Free Sample: Biotechnology paper example for writing essay

Biotechnology - Essay Example

Forensic or Identity testing, or example examination of semen for sexual offenders and analysis of blood, bone or hair for murder victims. During diagnostics scientist scan DNA for errors or mutations. Two Techniques are mainly used, the first involves the use of a short strand of DNA know as a “probe” to identify mutations and the second involves the use of genes and comparing it’s sequences to that of a healthy individual. Therapeutic Biotechnology Uses Biotechnology contributes to the treatment against disease In two ways. Gene therapy and pharmacopoeias.

Gene Therapy involves the treatment of disease by hanging the genetic message or instructions of body cells. There are three approaches to gene therapy; replace a faulty gene with a functional one, the ‘knocking out’ of a faulty gene and introducing a new gene into the body to fight disease. Therapeutic Cloning Is a procedure In which cells are taken from a patient and Inserted Into a fertilized egg whose nucleus has been removed. The resulting cell is stimulated to divide repeatedly to form a mass consisting of 100-200 cells.

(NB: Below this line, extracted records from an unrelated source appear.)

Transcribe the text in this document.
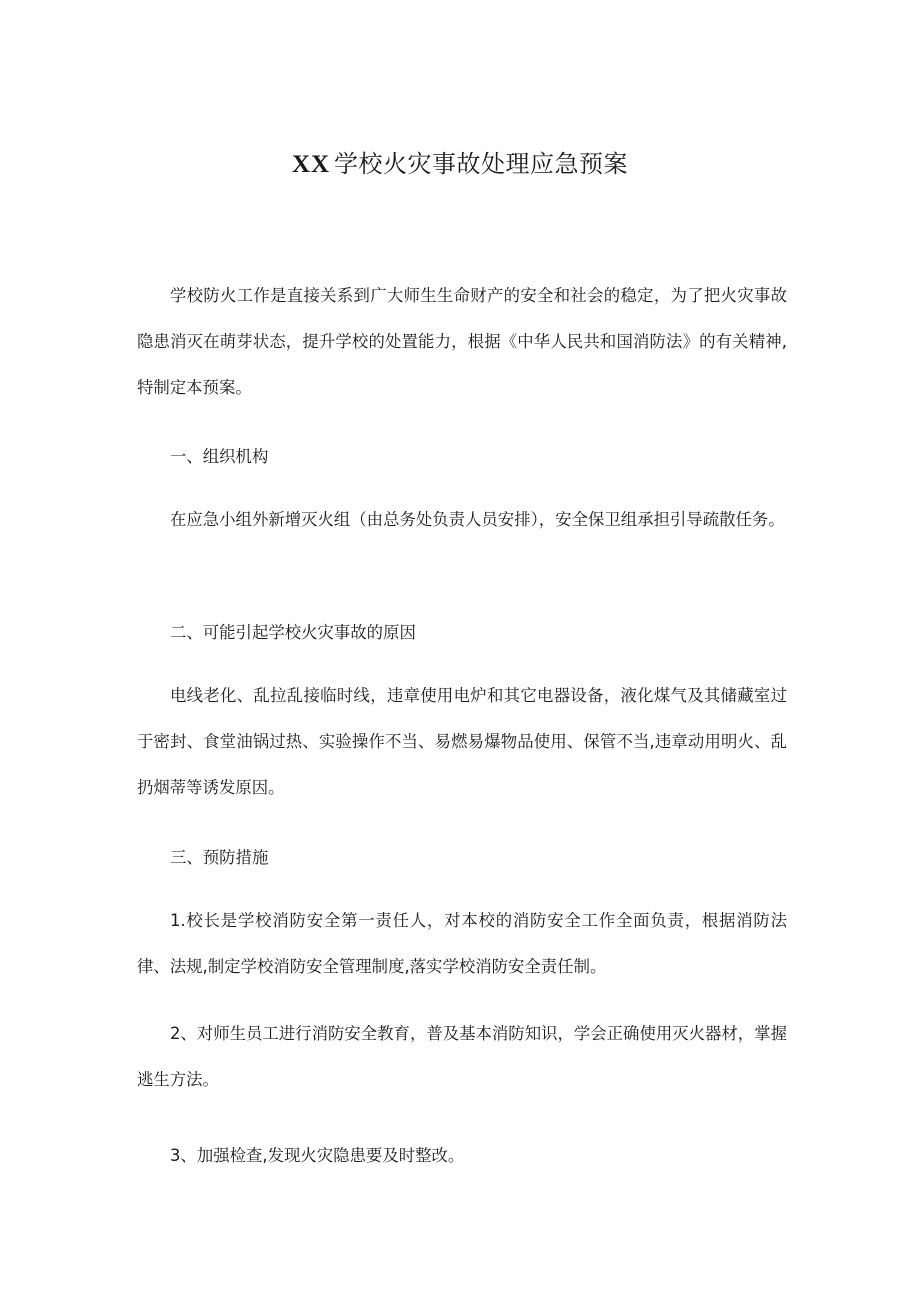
XX 学校火灾事故处理应急预案

学校防火工作是直接关系到广大师生生命财产的安全和社会的稳定，为了把火灾事故隐患消灭在萌芽状态，提升学校的处置能力，根据《中华人民共和国消防法》的有关精神,特制定本预案。

一、组织机构

在应急小组外新增灭火组（由总务处负责人员安排），安全保卫组承担引导疏散任务。

二、可能引起学校火灾事故的原因

电线老化、乱拉乱接临时线，违章使用电炉和其它电器设备，液化煤气及其储藏室过于密封、食堂油锅过热、实验操作不当、易燃易爆物品使用、保管不当,违章动用明火、乱扔烟蒂等诱发原因。

三、预防措施

1.校长是学校消防安全第一责任人，对本校的消防安全工作全面负责，根据消防法律、法规,制定学校消防安全管理制度,落实学校消防安全责任制。

2、对师生员工进行消防安全教育，普及基本消防知识，学会正确使用灭火器材，掌握逃生方法。

3、加强检查,发现火灾隐患要及时整改。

Stem cells are then extracted from the blastoffs and used to grow tissues that are a reflect genetic match for the patient. The differentiated cells can potentially be transplanted into the patent to treat disorders such as diabetes, Alchemist’s disease, and Parkinson disease. Pharmacopoeias involves pharmacology which is the study of pharmaceuticals and how they react with a person’s specific genetic make- up. By knowing a person’s genetic makeup a doctor would be able to prescribe the right medication as well as the right dosage.

The risk of allergic reactions, side effects and over dosage will be minimal. Pharmacopoeias involves the identification of SNAPS. Biomedical Electronics- involves working closely with nurses, technicians, physicians and other hospital staff who use the wide range of electronic devices in modern medical practice. Bombs advise and assist the hospital staff with the safe operation of the technical equipment. These devices include things such as nerve stimulator, infusion pumps and electronic thermometers, CT and MR. imaging systems, surgical lasers, heart lung bypass machines, dialysis machines and many others.

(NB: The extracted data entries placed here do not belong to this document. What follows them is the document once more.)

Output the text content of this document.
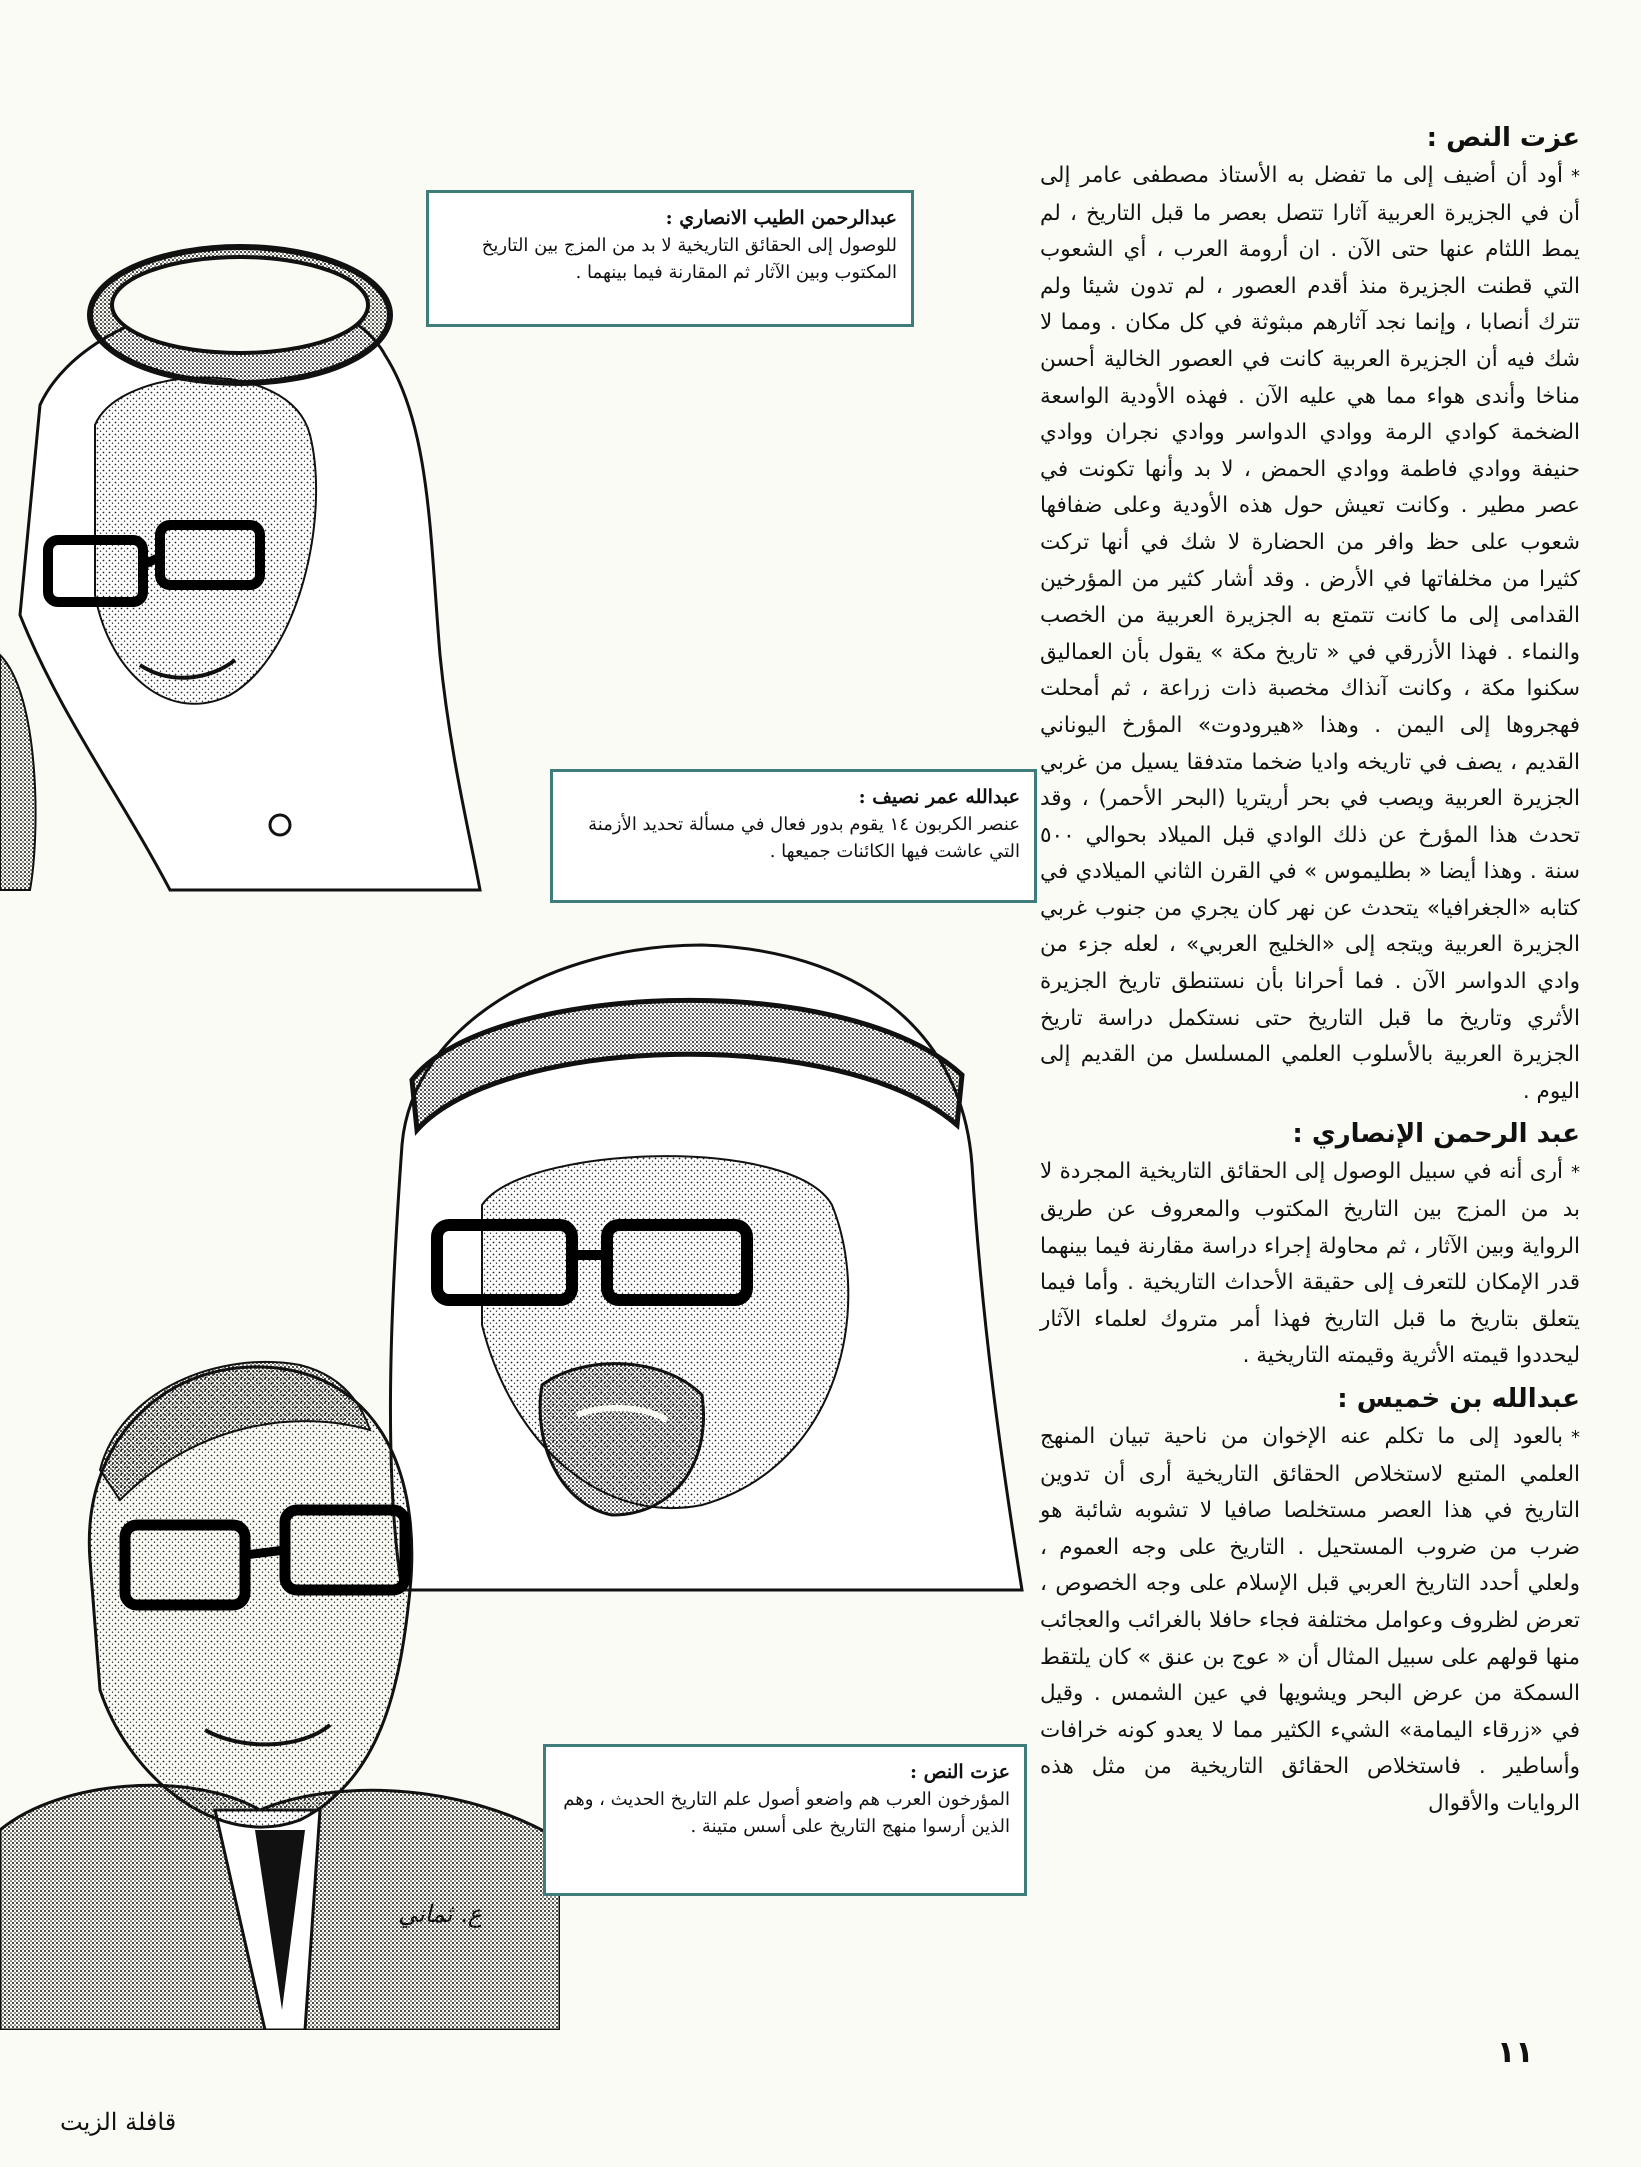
عبدالرحمن الطيب الانصاري :
للوصول إلى الحقائق التاريخية لا بد من المزج بين التاريخ المكتوب وبين الآثار ثم المقارنة فيما بينهما .
عبدالله عمر نصيف :
عنصر الكربون ١٤ يقوم بدور فعال في مسألة تحديد الأزمنة التي عاشت فيها الكائنات جميعها .
عزت النص :
المؤرخون العرب هم واضعو أصول علم التاريخ الحديث ، وهم الذين أرسوا منهج التاريخ على أسس متينة .
ع. ثماني
عزت النص :

*أود أن أضيف إلى ما تفضل به الأستاذ مصطفى عامر إلى أن في الجزيرة العربية آثارا تتصل بعصر ما قبل التاريخ ، لم يمط اللثام عنها حتى الآن . ان أرومة العرب ، أي الشعوب التي قطنت الجزيرة منذ أقدم العصور ، لم تدون شيئا ولم تترك أنصابا ، وإنما نجد آثارهم مبثوثة في كل مكان . ومما لا شك فيه أن الجزيرة العربية كانت في العصور الخالية أحسن مناخا وأندى هواء مما هي عليه الآن . فهذه الأودية الواسعة الضخمة كوادي الرمة ووادي الدواسر ووادي نجران ووادي حنيفة ووادي فاطمة ووادي الحمض ، لا بد وأنها تكونت في عصر مطير . وكانت تعيش حول هذه الأودية وعلى ضفافها شعوب على حظ وافر من الحضارة لا شك في أنها تركت كثيرا من مخلفاتها في الأرض . وقد أشار كثير من المؤرخين القدامى إلى ما كانت تتمتع به الجزيرة العربية من الخصب والنماء . فهذا الأزرقي في « تاريخ مكة » يقول بأن العماليق سكنوا مكة ، وكانت آنذاك مخصبة ذات زراعة ، ثم أمحلت فهجروها إلى اليمن . وهذا «هيرودوت» المؤرخ اليوناني القديم ، يصف في تاريخه واديا ضخما متدفقا يسيل من غربي الجزيرة العربية ويصب في بحر أريتريا (البحر الأحمر) ، وقد تحدث هذا المؤرخ عن ذلك الوادي قبل الميلاد بحوالي ٥٠٠ سنة . وهذا أيضا « بطليموس » في القرن الثاني الميلادي في كتابه «الجغرافيا» يتحدث عن نهر كان يجري من جنوب غربي الجزيرة العربية ويتجه إلى «الخليج العربي» ، لعله جزء من وادي الدواسر الآن . فما أحرانا بأن نستنطق تاريخ الجزيرة الأثري وتاريخ ما قبل التاريخ حتى نستكمل دراسة تاريخ الجزيرة العربية بالأسلوب العلمي المسلسل من القديم إلى اليوم .

عبد الرحمن الإنصاري :

*أرى أنه في سبيل الوصول إلى الحقائق التاريخية المجردة لا بد من المزج بين التاريخ المكتوب والمعروف عن طريق الرواية وبين الآثار ، ثم محاولة إجراء دراسة مقارنة فيما بينهما قدر الإمكان للتعرف إلى حقيقة الأحداث التاريخية . وأما فيما يتعلق بتاريخ ما قبل التاريخ فهذا أمر متروك لعلماء الآثار ليحددوا قيمته الأثرية وقيمته التاريخية .

عبدالله بن خميس :

*بالعود إلى ما تكلم عنه الإخوان من ناحية تبيان المنهج العلمي المتبع لاستخلاص الحقائق التاريخية أرى أن تدوين التاريخ في هذا العصر مستخلصا صافيا لا تشوبه شائبة هو ضرب من ضروب المستحيل . التاريخ على وجه العموم ، ولعلي أحدد التاريخ العربي قبل الإسلام على وجه الخصوص ، تعرض لظروف وعوامل مختلفة فجاء حافلا بالغرائب والعجائب منها قولهم على سبيل المثال أن « عوج بن عنق » كان يلتقط السمكة من عرض البحر ويشويها في عين الشمس . وقيل في «زرقاء اليمامة» الشيء الكثير مما لا يعدو كونه خرافات وأساطير . فاستخلاص الحقائق التاريخية من مثل هذه الروايات والأقوال

١١
قافلة الزيت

Bioinformatics – is an applied science aiming to combine mechanical elements, electronics and parts of biological organisms. Bioinformatics includes aspects of biology, mechanics and electronics. It also encompasses the fields of robotics and neuroscience. The goal of these experiments is to make devices interact with human muscle, skeleton, and nervous systems. The end result is the devices will help with human motor control lost or impaired by trauma, disease or birth defects. Familiarization- is the application of electronics and measurement techniques to develop devices used in diagnosis and treatment of disease.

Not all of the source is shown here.